When Woods arrived on site at Winged Foot, his Newport 2 was in tow. But the putter grip was noticeably missing. Upon closer inspection, Woods appears to have done the unthinkable, replacing the PP58 with a full-cord Lamkin grip featuring the company’s “Deep-Etched” pattern.
The horizontal indentations on the rubber surface give the grip a distinctly firm feel. For someone who has played a no-frills rubber grip for most of his career, the Lamkin version likely matches up in the feel department. The pistol grip shape is also very similar to what Woods has played in the past — although the addition of more rubber could make the grip feel slightly larger in his hands.
Woods didn’t comment on the grip during his scheduled Tuesday press conference, but the change is significant. For starters, this isn’t the first time Woods has used a similar cord-style grip with a deep-etched pattern. During his time at Stanford, it was his grip of choice on an Odyssey Dual Force 660 putter. Only that grip was made by Golf Pride.
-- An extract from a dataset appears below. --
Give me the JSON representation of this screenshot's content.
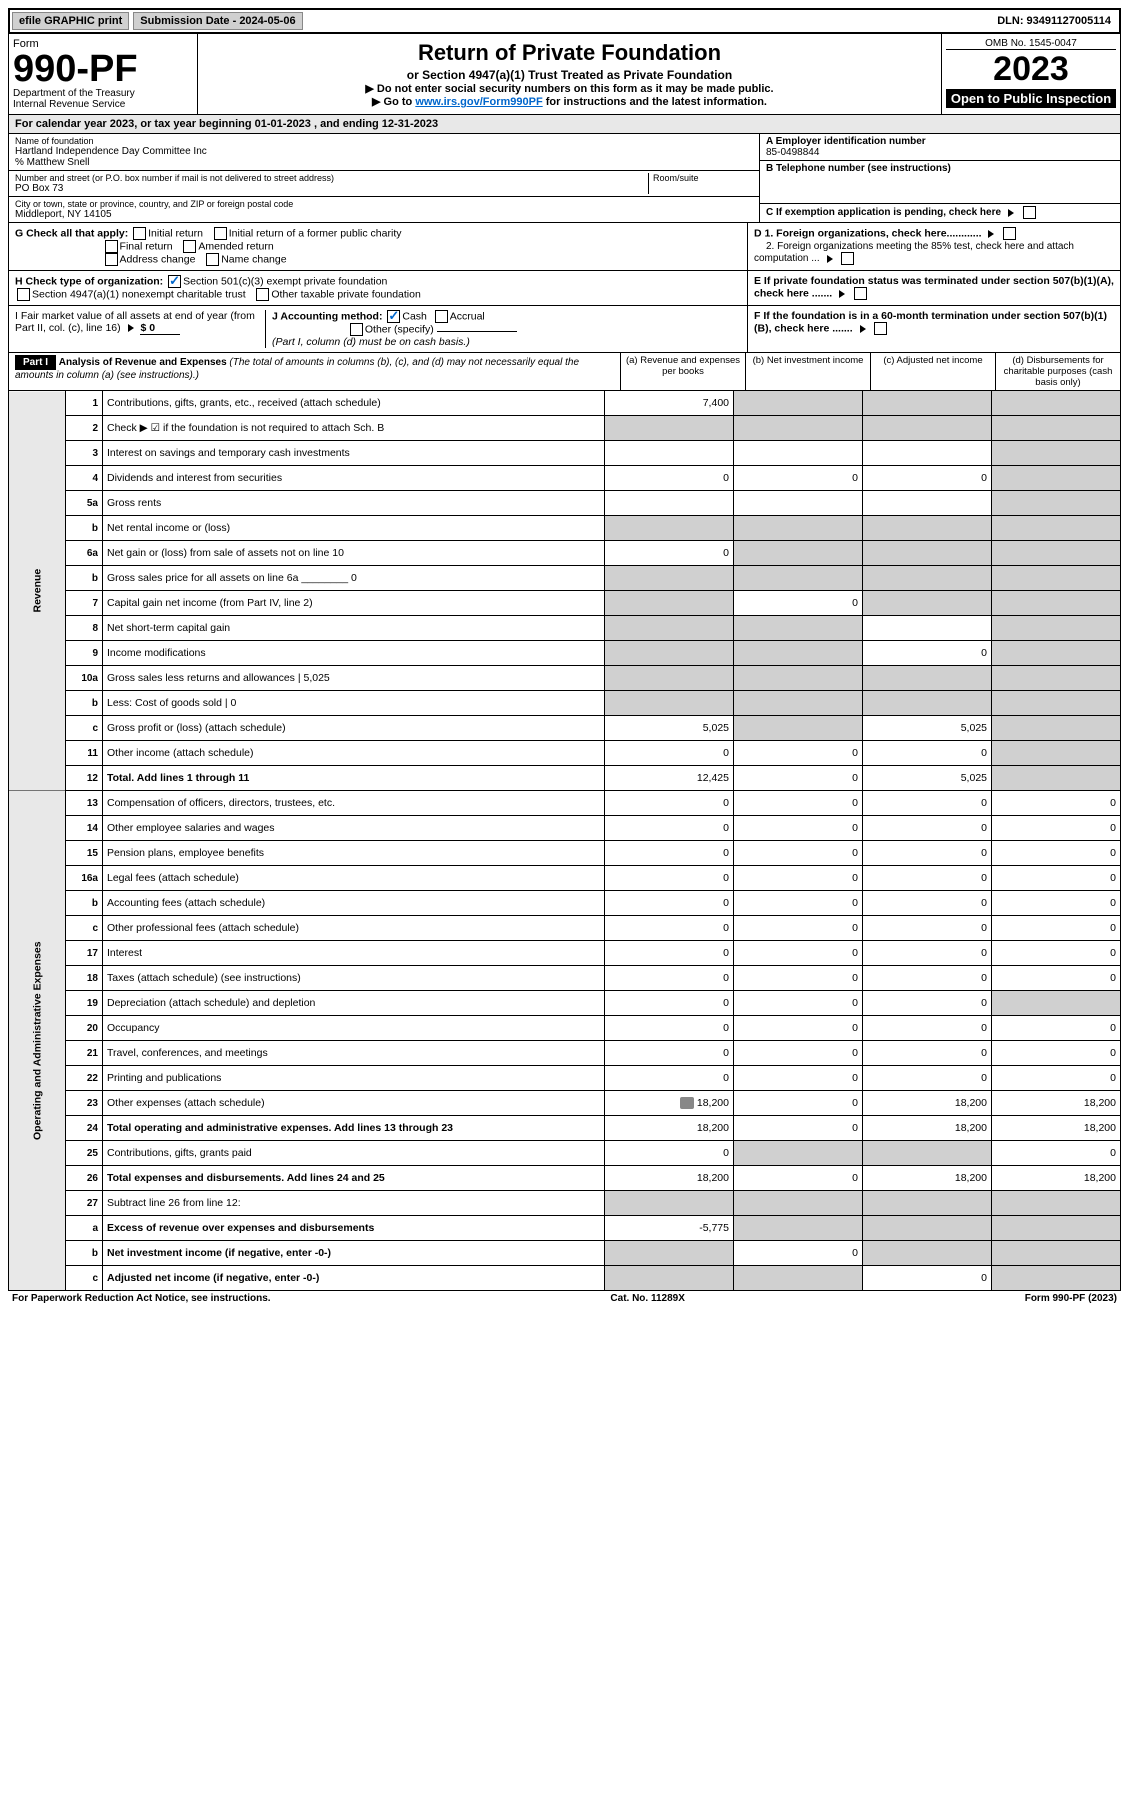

So we can cross off Woods digging into his old putter grip stash for a new handle.
Another interesting piece of minutia to point out is the scripting on Woods’ Lamkin grip. The whimsical cursive on the front is completely different from the bold, blocky text on the current corded retail version. This leads your eagle-eyed gear sleuth to one conclusion: this is old Lamkin stock.
So where did Woods obtain the grip? That’s anybody’s guess. But if I was a betting man, I’d imagine this grip was once part of Steve Stricker’s grip stash. Stricker, as many know, is a sounding board for Woods when it comes to putting. If Tiger has a putter question, he usually goes to Stricker for advice. Don’t forget it was Stricker who lifted the lid on Woods’ decision to go up in putter length at the PGA Championship.
Stricker also happens to use an older version of Lamkin’s Deep-Etched pistol grip with, you guessed it, the same old-school cursive script. Neither Woods nor Stricker has confirmed the grip is from the 53-year-old’s grip stock, but it’s intriguing that putting guru and his quasi-pupil are now using the same grip.
With more eyeballs on Woods’ putter grip than ever before, it’s very likely the 15-time major winner will be asked to detail his recent change in the not-too-distant future. Every gear change Woods has made over the course of his career has been scrutinized to the nth degree. This one is no different.